NanoViricides filed for orphan drug status for NV-387, a broad-spectrum antiviral showing promise against monkeypox when existing treatments have failed.
A biotech company has filed for orphan drug designation for NV-387, an experimental antiviral that could become the first effective treatment for monkeypox. This matters because the two drugs currently approved for monkeypox—tecovirimat and brincidofovir—have largely failed in real-world use, leaving patients with limited options as the virus continues to spread and mutate across Africa and beyond.
Why Current Monkeypox Treatments Aren't Working
When the World Health Organization (WHO) declared monkeypox a public health emergency in 2022, doctors hoped existing antivirals would help. But the results have been disappointing. Tecovirimat, marketed as TPOXX, showed no clinical benefit over standard care in a clinical trial for monkeypox patients and didn't reduce viral load. Even worse, some patients developed resistance to the drug.
Brincidofovir, sold as TEMBEXA, had a more troubling outcome. In a peer-reviewed study, three out of three monkeypox patients treated with brincidofovir developed drug-induced liver disease, forcing doctors to stop treatment. None of the patients showed any improvement. Despite these failures, a clinical trial of brincidofovir began in January 2025, though results haven't been publicly announced yet.
The core problem: monkeypox virus mutates rapidly, allowing it to escape both small chemical drugs and vaccine-induced immunity. Mutants resistant to the JYNNEOS vaccine have already been found, and the vaccine's antibody response is poor and short-lived.
How NV-387 Works Differently
NV-387 takes a fundamentally different approach. Rather than being a traditional small chemical drug that viruses can mutate around, NV-387 is a nanomedicine—a complete chemical nanomachine that mimics specific features on human cell surfaces that monkeypox needs to infect cells. Because the virus relies on these features to survive, it cannot escape them through mutation without losing its ability to infect humans.
The drug works independently of your immune system.

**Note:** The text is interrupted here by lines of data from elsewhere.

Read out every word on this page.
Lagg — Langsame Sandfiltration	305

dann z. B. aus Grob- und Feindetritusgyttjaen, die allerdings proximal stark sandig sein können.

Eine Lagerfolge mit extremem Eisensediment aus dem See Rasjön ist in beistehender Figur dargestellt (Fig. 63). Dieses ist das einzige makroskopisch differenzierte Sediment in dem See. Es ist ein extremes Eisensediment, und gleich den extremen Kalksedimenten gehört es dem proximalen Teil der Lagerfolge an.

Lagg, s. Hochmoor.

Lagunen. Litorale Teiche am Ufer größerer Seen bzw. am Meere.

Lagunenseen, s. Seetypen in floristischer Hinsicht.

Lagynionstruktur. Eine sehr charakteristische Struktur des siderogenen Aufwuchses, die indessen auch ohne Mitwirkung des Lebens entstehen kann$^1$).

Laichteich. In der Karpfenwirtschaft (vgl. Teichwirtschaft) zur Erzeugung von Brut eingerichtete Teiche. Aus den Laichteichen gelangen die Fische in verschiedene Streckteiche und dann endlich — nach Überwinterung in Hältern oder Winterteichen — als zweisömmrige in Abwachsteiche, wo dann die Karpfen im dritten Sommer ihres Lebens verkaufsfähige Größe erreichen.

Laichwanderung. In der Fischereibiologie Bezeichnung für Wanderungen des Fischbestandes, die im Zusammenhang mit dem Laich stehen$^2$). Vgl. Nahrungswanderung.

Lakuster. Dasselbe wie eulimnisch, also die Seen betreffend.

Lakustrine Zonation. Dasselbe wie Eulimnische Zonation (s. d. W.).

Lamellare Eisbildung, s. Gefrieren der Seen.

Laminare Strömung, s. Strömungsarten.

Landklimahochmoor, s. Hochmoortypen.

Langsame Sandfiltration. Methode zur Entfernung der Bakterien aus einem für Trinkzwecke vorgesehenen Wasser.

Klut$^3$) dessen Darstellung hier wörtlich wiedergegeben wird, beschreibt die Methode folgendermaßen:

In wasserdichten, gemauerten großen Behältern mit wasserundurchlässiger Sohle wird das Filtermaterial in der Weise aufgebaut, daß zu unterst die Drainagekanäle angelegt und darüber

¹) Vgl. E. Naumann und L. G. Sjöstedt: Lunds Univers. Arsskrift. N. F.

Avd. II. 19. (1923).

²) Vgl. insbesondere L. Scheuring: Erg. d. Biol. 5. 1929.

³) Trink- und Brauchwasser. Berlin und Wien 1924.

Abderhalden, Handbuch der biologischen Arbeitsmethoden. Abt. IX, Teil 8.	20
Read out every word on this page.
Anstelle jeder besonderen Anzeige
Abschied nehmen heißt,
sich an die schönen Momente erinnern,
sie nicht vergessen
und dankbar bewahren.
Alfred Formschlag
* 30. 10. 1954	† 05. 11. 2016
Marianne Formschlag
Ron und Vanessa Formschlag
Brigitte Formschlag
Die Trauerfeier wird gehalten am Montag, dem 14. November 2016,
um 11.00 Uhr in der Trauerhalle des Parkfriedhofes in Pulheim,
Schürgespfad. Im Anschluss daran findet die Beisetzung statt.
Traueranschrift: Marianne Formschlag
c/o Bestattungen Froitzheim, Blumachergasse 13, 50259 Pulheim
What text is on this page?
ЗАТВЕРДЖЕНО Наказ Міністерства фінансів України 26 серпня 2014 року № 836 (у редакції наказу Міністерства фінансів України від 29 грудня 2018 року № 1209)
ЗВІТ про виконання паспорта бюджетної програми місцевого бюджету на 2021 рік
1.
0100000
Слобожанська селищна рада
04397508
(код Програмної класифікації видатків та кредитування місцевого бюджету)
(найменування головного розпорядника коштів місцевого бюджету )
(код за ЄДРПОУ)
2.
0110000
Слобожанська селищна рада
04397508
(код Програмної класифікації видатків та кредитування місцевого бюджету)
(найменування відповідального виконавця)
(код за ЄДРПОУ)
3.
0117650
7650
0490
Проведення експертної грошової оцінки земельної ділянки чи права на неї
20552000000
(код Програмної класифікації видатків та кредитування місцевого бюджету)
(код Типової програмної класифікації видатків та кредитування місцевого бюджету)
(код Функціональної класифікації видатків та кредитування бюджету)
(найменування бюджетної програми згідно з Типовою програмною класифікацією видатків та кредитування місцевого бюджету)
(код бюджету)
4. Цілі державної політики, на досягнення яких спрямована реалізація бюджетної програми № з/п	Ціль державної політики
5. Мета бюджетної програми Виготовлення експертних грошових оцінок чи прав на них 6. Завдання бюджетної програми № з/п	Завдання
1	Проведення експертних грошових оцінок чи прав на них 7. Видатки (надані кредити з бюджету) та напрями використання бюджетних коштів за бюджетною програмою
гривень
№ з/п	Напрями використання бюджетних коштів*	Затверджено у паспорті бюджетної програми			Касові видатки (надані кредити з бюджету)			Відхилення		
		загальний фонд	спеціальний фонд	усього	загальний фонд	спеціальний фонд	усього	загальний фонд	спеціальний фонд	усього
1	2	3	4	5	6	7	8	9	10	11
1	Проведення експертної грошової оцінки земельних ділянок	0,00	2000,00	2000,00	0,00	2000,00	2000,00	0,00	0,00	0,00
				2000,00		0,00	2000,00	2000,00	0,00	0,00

It binds to virus particles, engulfs them, and destroys them directly—no antibodies or immune cells required. This is why resistance is unlikely, even as the virus continues to evolve.
In laboratory studies, NV-387 showed strong effectiveness against ectromelia, an orthopoxvirus closely related to both smallpox and monkeypox. It also completed a Phase I human trial in healthy adults with no reported adverse events, demonstrating safety and tolerability.
What Is Orphan Drug Designation and Why Does It Matter?
NanoViricides filed for orphan drug designation because monkeypox affects fewer than 200,000 people in the United States, qualifying it as a rare disease. Orphan drug status comes with significant benefits that can accelerate development and bring treatments to patients faster.
If approved, NV-387 would receive:
- Tax Credits: Qualified clinical trials would be eligible for tax credits, reducing development costs.
- Fee Exemptions: The company would be exempt from certain user fees charged by the FDA.
- Market Exclusivity: Seven years of exclusive market rights after approval, giving the company time to recoup development costs without generic competition.
The Broader Threat: Monkeypox Keeps Mutating
While monkeypox cases in the United States dropped to approximately 2,042 in 2025, the situation in Africa remains concerning. The more contagious monkeypox Clade Ia/Ib continues to spread and mutate across the African region, where the Africa CDC has declared it a "Public Health Emergency of Continental Security." WHO ended its international emergency declaration in September 2025, but the underlying threat persists.
"MPXV clade IIb is endemic in the USA. Further, the more contagious MPXV Clade Ia/Ib continues to simmer in Africa and is mutating, posing a potential global pandemic threat," said Anil R. Diwan, PhD, at NanoViricides.
Steps to Understanding NV-387's Development Path
- Current Stage: NV-387 has completed Phase I safety trials in healthy adults and is advancing toward Phase II clinical trials to test effectiveness in actual patients.
- Broad-Spectrum Potential: Beyond monkeypox, NV-387 has shown effectiveness in animal models against RSV, COVID-19, influenza, smallpox, and measles, suggesting it could address multiple viral threats.
- Timeline Uncertainty: The company cannot project an exact date for filing an Investigational New Drug (IND) application because development depends on external collaborators and consultants.
Why This Matters Beyond Monkeypox
The success of NV-387 could reshape how we approach viral infections more broadly. Traditional antivirals and vaccines work by targeting specific viral proteins, which viruses can mutate to escape. NanoViricides' approach—mimicking cell surface features the virus needs to survive—represents a new paradigm that could apply to multiple respiratory viruses and emerging threats.
For monkeypox specifically, an effective treatment would be transformative. Patients currently have few options beyond supportive care, and the virus's ability to mutate around existing drugs means we need new tools. NV-387 offers hope that we might finally have a weapon that the virus cannot easily escape.